Les patients présentent fréquemment une combinaison de symptômes ayant un impact significatif sur leur qualité de vie et celle de leur entourage: céphalées, troubles visuels, troubles cognitifs (altérations de la mémoire à court terme, changements de personnalité), crises épileptiques, paresthésies, asthénie, dysphasie, troubles de la perception spatiale, etc. Les gliomes de bas grade nécessitent souvent une prise en charge pluridisciplinaire avec soins de support personnalisés.
Algorithme diagnostique des gliomes diffus de l’ adulte
Selon la classification 2021 de l’ OMS, le diagnostic repose sur une évaluation intégrée combinant critères histologiques et profils moléculaires. Introduit dans la classification OMS 2016 puis affiné par les recommandations cIMPACT-NOW, l’ algorithme actuel accorde une place centrale à la caractérisation moléculaire. Le terme non autrement spécifié (NOS, «not otherwise specified») est utilisé lorsque les données moléculaires manquent ou sont ininterprétables. À noter également le terme NEC (not elsewhere classified), qui désigne les tumeurs ne pouvant pas être classées sur la base des informations disponibles.
Imagerie diagnostique
L’ imagerie par résonance magnétique (IRM) est la méthode de référence pour le diagnostic des gliomes, offrant une visualisation détaillée du parenchyme cérébral. Dans certains cas, la tomodensitométrie (TDM) peut être utilisée en complément.

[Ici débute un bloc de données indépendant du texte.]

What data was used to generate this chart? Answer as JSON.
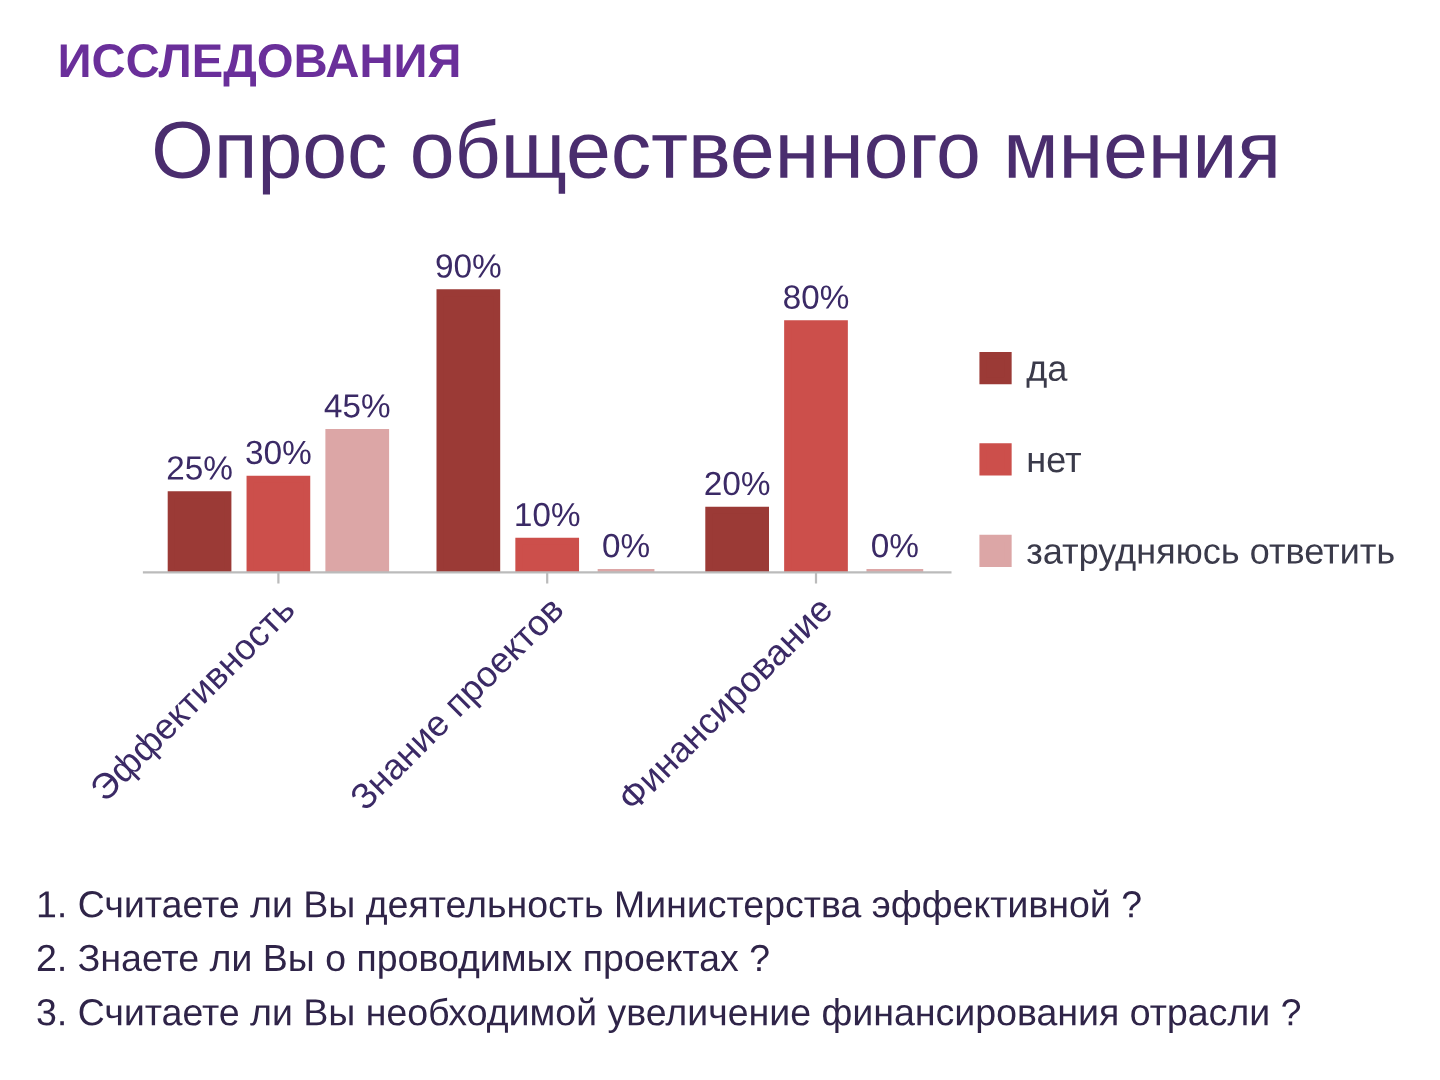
{
  "chart_data": {
    "type": "bar",
    "subtitle": "ИССЛЕДОВАНИЯ",
    "title": "Опрос общественного мнения",
    "categories": [
      "Эффективность",
      "Знание проектов",
      "Финансирование"
    ],
    "series": [
      {
        "name": "да",
        "color": "#9b3a36",
        "values": [
          25,
          90,
          20
        ],
        "value_labels": [
          "25%",
          "90%",
          "20%"
        ]
      },
      {
        "name": "нет",
        "color": "#cc4f4b",
        "values": [
          30,
          10,
          80
        ],
        "value_labels": [
          "30%",
          "10%",
          "80%"
        ]
      },
      {
        "name": "затрудняюсь ответить",
        "color": "#dca6a6",
        "values": [
          45,
          0,
          0
        ],
        "value_labels": [
          "45%",
          "0%",
          "0%"
        ]
      }
    ],
    "legend": "right",
    "grid": false,
    "annotations": [
      "1. Считаете ли Вы деятельность Министерства эффективной ?",
      "2. Знаете ли Вы о проводимых проектах ?",
      "3. Считаете ли Вы необходимой увеличение финансирования отрасли ?"
    ]
  }
}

Oncogenèse liée aux mutations IDH
Les gènes IDH1 et IDH2 codent des enzymes catalysant la conversion de l’ isocitrate en α-cétoglutarate (α-KG), tout en réduisant le NADP+ en NADPH. Les mutations de ces gènes ont été identifiées dans plusieurs cancers humains, dont les gliomes, la leucémie myéloïde aiguë, les chondrosarcomes et les cholangiocarcinomes intra-hépatiques. La mutation confère à la protéine une activité néomorphique, produisant un oncométabolite, le 2-hydroxyglutarate (2-HG). Ce métabolite inhibe des enzymes dépendantes de l’ α-KG, altérant la régulation épigénétique et la différenciation cellulaire, favorisant ainsi la tumorigenèse.

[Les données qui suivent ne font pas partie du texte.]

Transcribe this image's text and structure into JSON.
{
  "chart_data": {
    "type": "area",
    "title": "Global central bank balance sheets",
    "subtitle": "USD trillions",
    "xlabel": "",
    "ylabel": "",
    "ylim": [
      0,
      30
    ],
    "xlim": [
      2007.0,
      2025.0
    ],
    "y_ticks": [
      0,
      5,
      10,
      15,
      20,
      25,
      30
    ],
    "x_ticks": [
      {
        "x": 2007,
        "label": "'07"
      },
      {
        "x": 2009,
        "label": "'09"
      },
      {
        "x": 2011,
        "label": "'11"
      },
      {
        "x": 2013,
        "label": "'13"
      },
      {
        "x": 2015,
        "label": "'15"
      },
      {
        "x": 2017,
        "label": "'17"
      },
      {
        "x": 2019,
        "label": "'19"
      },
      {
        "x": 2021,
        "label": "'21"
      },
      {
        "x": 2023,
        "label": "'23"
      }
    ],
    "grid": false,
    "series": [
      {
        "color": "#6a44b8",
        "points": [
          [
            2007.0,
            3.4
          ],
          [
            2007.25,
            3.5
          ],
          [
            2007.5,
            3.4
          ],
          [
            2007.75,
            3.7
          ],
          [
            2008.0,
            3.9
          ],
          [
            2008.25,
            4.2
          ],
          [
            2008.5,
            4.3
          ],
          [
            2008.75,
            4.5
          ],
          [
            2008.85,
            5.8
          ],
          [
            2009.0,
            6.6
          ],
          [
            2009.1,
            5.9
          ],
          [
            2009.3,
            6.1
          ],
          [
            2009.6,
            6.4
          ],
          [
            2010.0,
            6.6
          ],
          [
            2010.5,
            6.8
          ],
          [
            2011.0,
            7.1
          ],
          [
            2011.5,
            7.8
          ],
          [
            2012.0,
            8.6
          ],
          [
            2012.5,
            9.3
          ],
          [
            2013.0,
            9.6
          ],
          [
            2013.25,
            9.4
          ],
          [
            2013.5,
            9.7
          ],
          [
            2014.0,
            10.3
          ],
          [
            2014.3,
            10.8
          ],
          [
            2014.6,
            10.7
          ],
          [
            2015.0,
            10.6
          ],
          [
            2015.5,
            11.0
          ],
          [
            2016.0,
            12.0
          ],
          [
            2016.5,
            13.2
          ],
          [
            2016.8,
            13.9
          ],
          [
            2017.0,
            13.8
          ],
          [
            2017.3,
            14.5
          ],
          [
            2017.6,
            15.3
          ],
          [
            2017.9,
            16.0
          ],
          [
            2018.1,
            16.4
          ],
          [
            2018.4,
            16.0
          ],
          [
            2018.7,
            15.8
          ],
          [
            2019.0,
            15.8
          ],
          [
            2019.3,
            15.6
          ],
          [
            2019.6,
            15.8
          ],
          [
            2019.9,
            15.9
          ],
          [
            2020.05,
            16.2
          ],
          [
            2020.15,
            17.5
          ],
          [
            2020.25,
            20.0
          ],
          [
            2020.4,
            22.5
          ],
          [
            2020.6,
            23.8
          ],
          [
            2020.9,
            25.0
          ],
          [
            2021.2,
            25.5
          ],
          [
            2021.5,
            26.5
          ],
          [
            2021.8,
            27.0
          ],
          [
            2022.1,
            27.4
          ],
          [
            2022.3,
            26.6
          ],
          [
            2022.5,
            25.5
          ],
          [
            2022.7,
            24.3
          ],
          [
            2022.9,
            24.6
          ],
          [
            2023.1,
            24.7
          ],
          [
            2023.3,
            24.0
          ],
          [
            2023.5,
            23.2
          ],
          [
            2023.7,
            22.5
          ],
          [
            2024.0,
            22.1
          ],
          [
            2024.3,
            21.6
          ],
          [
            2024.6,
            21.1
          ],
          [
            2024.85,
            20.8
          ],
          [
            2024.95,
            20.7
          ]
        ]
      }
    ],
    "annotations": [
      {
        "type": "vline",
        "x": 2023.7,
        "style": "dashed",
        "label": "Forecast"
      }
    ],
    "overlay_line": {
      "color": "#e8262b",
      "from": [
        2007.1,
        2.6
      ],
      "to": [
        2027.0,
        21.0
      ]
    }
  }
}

Prise en charge thérapeutique
Le traitement repose sur une stratégie multimodale associant résection neurochirurgicale, radiothérapie, traitements systémiques et surveillance. Le vorasidenib (nom commercial Voranigo®) est un inhibiteur oral des mutations IDH1/2, conçu pour franchir la barrière hémato-encéphalique. Chez les patients présentant un gliome diffus de grade 2 ou 3, il permet une réduction de plus de 90 % du taux tumoral de 2-HG, ce qui entraîne une baisse de la prolifération tumorale, une normalisation des profils d’ expression génique, une augmentation de l’ hydroxyméthylation de l’ ADN et une infiltration lymphocytaire accrue.

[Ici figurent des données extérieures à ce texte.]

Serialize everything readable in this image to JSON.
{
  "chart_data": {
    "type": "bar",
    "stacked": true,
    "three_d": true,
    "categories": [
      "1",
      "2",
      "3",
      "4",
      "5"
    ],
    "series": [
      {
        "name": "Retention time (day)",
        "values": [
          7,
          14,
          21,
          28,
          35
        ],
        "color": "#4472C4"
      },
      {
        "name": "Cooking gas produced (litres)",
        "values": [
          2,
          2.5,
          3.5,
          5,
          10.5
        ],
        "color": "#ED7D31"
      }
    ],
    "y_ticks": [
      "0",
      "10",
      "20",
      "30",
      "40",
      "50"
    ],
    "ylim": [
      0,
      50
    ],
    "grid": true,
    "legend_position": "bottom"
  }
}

Après la chirurgie, une phase de surveillance active est souvent initiée, avec radiothérapie et/ou chimiothérapie en fonction du risque.
L’ étude INDIGO
INDIGO est une étude de phase III évaluant le vorasidenib versus placebo chez 331 patients atteints de gliomes avec mutation IDH, post-chirurgie mais sans besoin immédiat de radio-/chimiothérapie. Le critère principal – la survie sans progression – a doublé sous vorasidenib (27.7 mois vs 11,1 mois ; HR = 0.39; IC 95 %: 0.27–0.56; p < 0.001). Des effets indésirables hépatiques (élévation des transaminases) ont été observés chez 38.9 % des patients sous vorasidenib contre 14.7 % sous placebo. Seuls 3.6 % ont arrêté le traitement pour effets secondaires. On a également noté un maintien des fonctions neurocognitives, une amélioration de la qualité de vie et une réduction significative de la fréquence des crises épileptiques.